Neue Ära der Bibliotheken
Das Gebäude im Herzen von Helsinki, nur wenige Gehminuten vom Hauptbahnhof entfernt, besteht fast ausschließlich aus öffentlichem Raum und bietet eine große Auswahl an – großteils kostenlosen – Services.
Das Design unterteilt die Funktionen des Gebäudes in drei Ebenen: ein aktives Erdgeschoss, ein ruhiges Obergeschoss und einen dazwischenliegenden Bereich, der spezifischere Funktionen enthält: Neben der Bibliothek, Café und Restaurant beherbergt Oodi auch „Helsinki Info”, das Informationszentrum der Stadt, „Europe Experience”, das Zentrum für EU-bezogene Informationen, und das Kino Regina des Nationalen Audiovisuellen Instituts sowie einen Spielplatz.
Auflösung der Grenzen
Die Bauweise löst die Grenze zwischen Innen- und Außenbereich auf. So setzt sich etwa der Kansalaistori-Platz nahtlos unter dem Eingangsdach und in das Gebäude fort. Die Holzfassade wölbt sich als brückenartige Struktur über das Erdgeschoss. Der sich so ergebende säulenfreie Lobbybereich eignet sich für alle Arten von Veranstaltungen. Die Multizweckhalle kann sogar als Verlängerung der Lobby eingesetzt werden und die Eingangsüberdachung ermöglicht die Ausdehnung der Gebäudefunktionen auf den Platz.
Das mittlere Stockwerk besteht aus flexibel nutzbaren Räumen. Es gibt Platz für Gruppenarbeitsbereiche, Aufnahmestudios, Schnitträume und die städtische Werkstatt ist mit Geräten wie 3D-Druckern, Laserschneidern, Lötkolben und Nähmaschinen bestückt, die den Besuchern zur Verfügung stehen.
In der obersten Etage treffen die besten Eigenschaften einer herkömmlichen Bibliothek auf die innovativsten Technologien. Der offene Raum ist mit einer wolkenartig gewellten Decke versehen. Die ruhige Atmosphäre lädt zum Lesen, Lernen und Entspannen ein. Raumhohe Fenster sowie die große Terrasse auf dem Vordach geben den Blick auf das unverbaute Stadtzentrum frei.
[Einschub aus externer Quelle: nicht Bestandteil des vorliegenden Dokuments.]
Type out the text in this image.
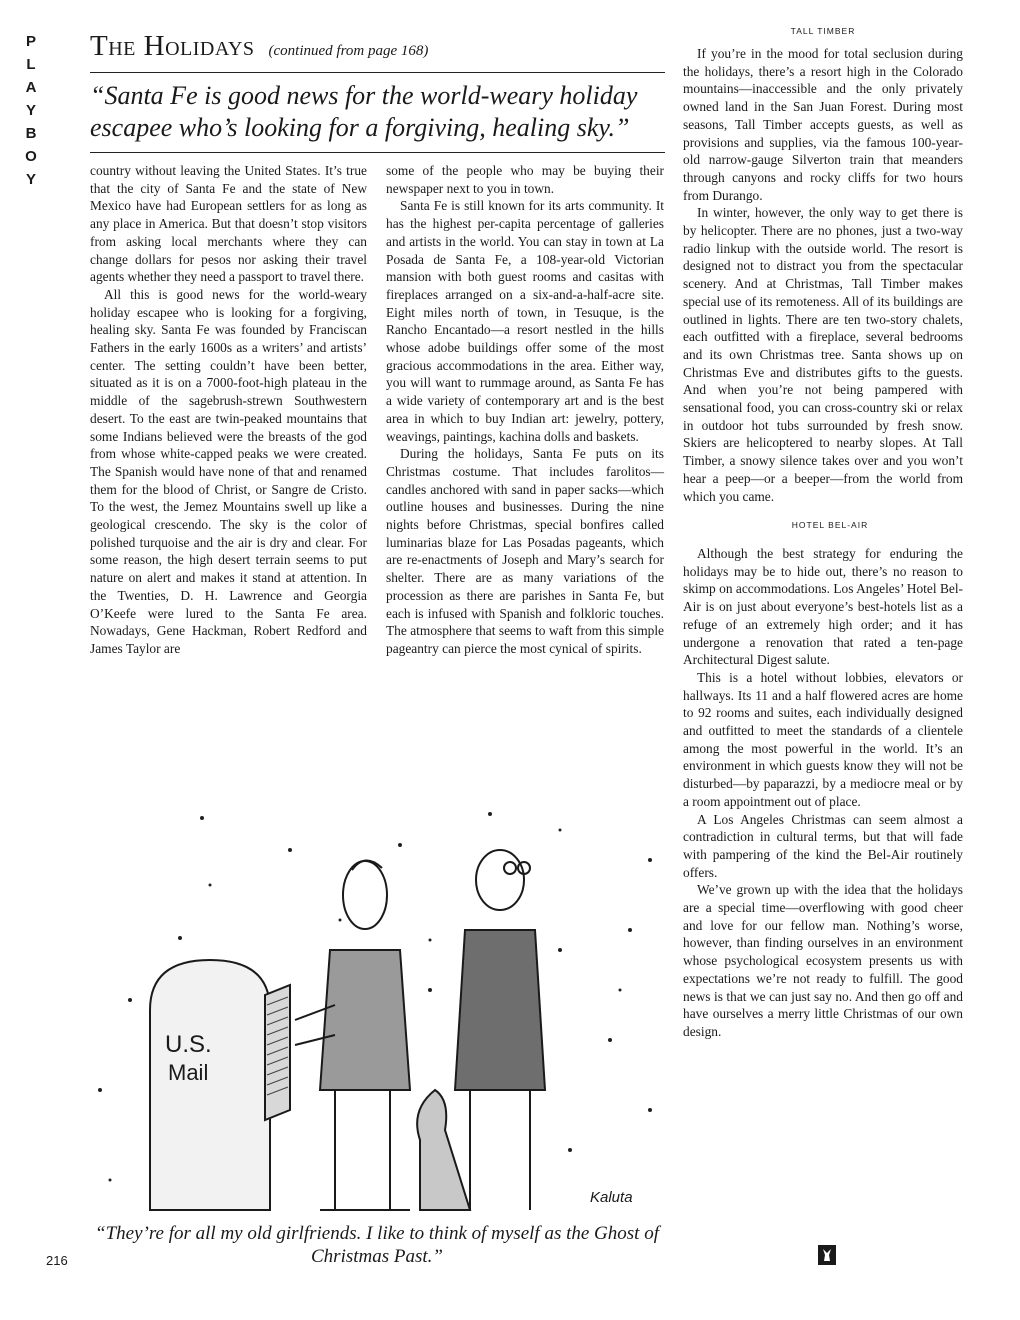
P
L
A
Y
B
O
Y
The Holidays (continued from page 168)
“Santa Fe is good news for the world-weary holiday escapee who’s looking for a forgiving, healing sky.”

country without leaving the United States. It’s true that the city of Santa Fe and the state of New Mexico have had European settlers for as long as any place in America. But that doesn’t stop visitors from asking local merchants where they can change dollars for pesos nor asking their travel agents whether they need a passport to travel there.

All this is good news for the world-weary holiday escapee who is looking for a forgiving, healing sky. Santa Fe was founded by Franciscan Fathers in the early 1600s as a writers’ and artists’ center. The setting couldn’t have been better, situated as it is on a 7000-foot-high plateau in the middle of the sagebrush-strewn Southwestern desert. To the east are twin-peaked mountains that some Indians believed were the breasts of the god from whose white-capped peaks we were created. The Spanish would have none of that and renamed them for the blood of Christ, or Sangre de Cristo. To the west, the Jemez Mountains swell up like a geological crescendo. The sky is the color of polished turquoise and the air is dry and clear. For some reason, the high desert terrain seems to put nature on alert and makes it stand at attention. In the Twenties, D. H. Lawrence and Georgia O’Keefe were lured to the Santa Fe area. Nowadays, Gene Hackman, Robert Redford and James Taylor are

some of the people who may be buying their newspaper next to you in town.

Santa Fe is still known for its arts community. It has the highest per-capita percentage of galleries and artists in the world. You can stay in town at La Posada de Santa Fe, a 108-year-old Victorian mansion with both guest rooms and casitas with fireplaces arranged on a six-and-a-half-acre site. Eight miles north of town, in Tesuque, is the Rancho Encantado—a resort nestled in the hills whose adobe buildings offer some of the most gracious accommodations in the area. Either way, you will want to rummage around, as Santa Fe has a wide variety of contemporary art and is the best area in which to buy Indian art: jewelry, pottery, weavings, paintings, kachina dolls and baskets.

During the holidays, Santa Fe puts on its Christmas costume. That includes farolitos—candles anchored with sand in paper sacks—which outline houses and businesses. During the nine nights before Christmas, special bonfires called luminarias blaze for Las Posadas pageants, which are re-enactments of Joseph and Mary’s search for shelter. There are as many variations of the procession as there are parishes in Santa Fe, but each is infused with Spanish and folkloric touches. The atmosphere that seems to waft from this simple pageantry can pierce the most cynical of spirits.

TALL TIMBER

If you’re in the mood for total seclusion during the holidays, there’s a resort high in the Colorado mountains—inaccessible and the only privately owned land in the San Juan Forest. During most seasons, Tall Timber accepts guests, as well as provisions and supplies, via the famous 100-year-old narrow-gauge Silverton train that meanders through canyons and rocky cliffs for two hours from Durango.

In winter, however, the only way to get there is by helicopter. There are no phones, just a two-way radio linkup with the outside world. The resort is designed not to distract you from the spectacular scenery. And at Christmas, Tall Timber makes special use of its remoteness. All of its buildings are outlined in lights. There are ten two-story chalets, each outfitted with a fireplace, several bedrooms and its own Christmas tree. Santa shows up on Christmas Eve and distributes gifts to the guests. And when you’re not being pampered with sensational food, you can cross-country ski or relax in outdoor hot tubs surrounded by fresh snow. Skiers are helicoptered to nearby slopes. At Tall Timber, a snowy silence takes over and you won’t hear a peep—or a beeper—from the world from which you came.

HOTEL BEL-AIR

Although the best strategy for enduring the holidays may be to hide out, there’s no reason to skimp on accommodations. Los Angeles’ Hotel Bel-Air is on just about everyone’s best-hotels list as a refuge of an extremely high order; and it has undergone a renovation that rated a ten-page Architectural Digest salute.

This is a hotel without lobbies, elevators or hallways. Its 11 and a half flowered acres are home to 92 rooms and suites, each individually designed and outfitted to meet the standards of a clientele among the most powerful in the world. It’s an environment in which guests know they will not be disturbed—by paparazzi, by a mediocre meal or by a room appointment out of place.

A Los Angeles Christmas can seem almost a contradiction in cultural terms, but that will fade with pampering of the kind the Bel-Air routinely offers.

We’ve grown up with the idea that the holidays are a special time—overflowing with good cheer and love for our fellow man. Nothing’s worse, however, than finding ourselves in an environment whose psychological ecosystem presents us with expectations we’re not ready to fulfill. The good news is that we can just say no. And then go off and have ourselves a merry little Christmas of our own design.

U.S.
Mail
Kaluta
“They’re for all my old girlfriends. I like to think of myself as the Ghost of Christmas Past.”
216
Die Büro- und Logistikflächen in den öffentlichen Etagen sind auf ein Minimum beschränkt, um den Bibliotheksbereich zu maximieren. Die Verwaltungs- und Aufbewahrungsfunktionen der Helsinki Public Library verbleiben in der früheren Hauptbibliothek im nahe gelegenen Stadtteil Pasila.
Der anonyme, offene, internationale, zweistufige Architekturwettbewerb für Oodi startete im Januar 2012 und zog 544 Einsendungen aus aller Welt an. Den Sieg trug das finnische Büro ALA Architects davon. Die Bauarbeiten begannen 2015 und das Gebäude wurde im Dezember 2018 der Öffentlichkeit zugänglich gemacht.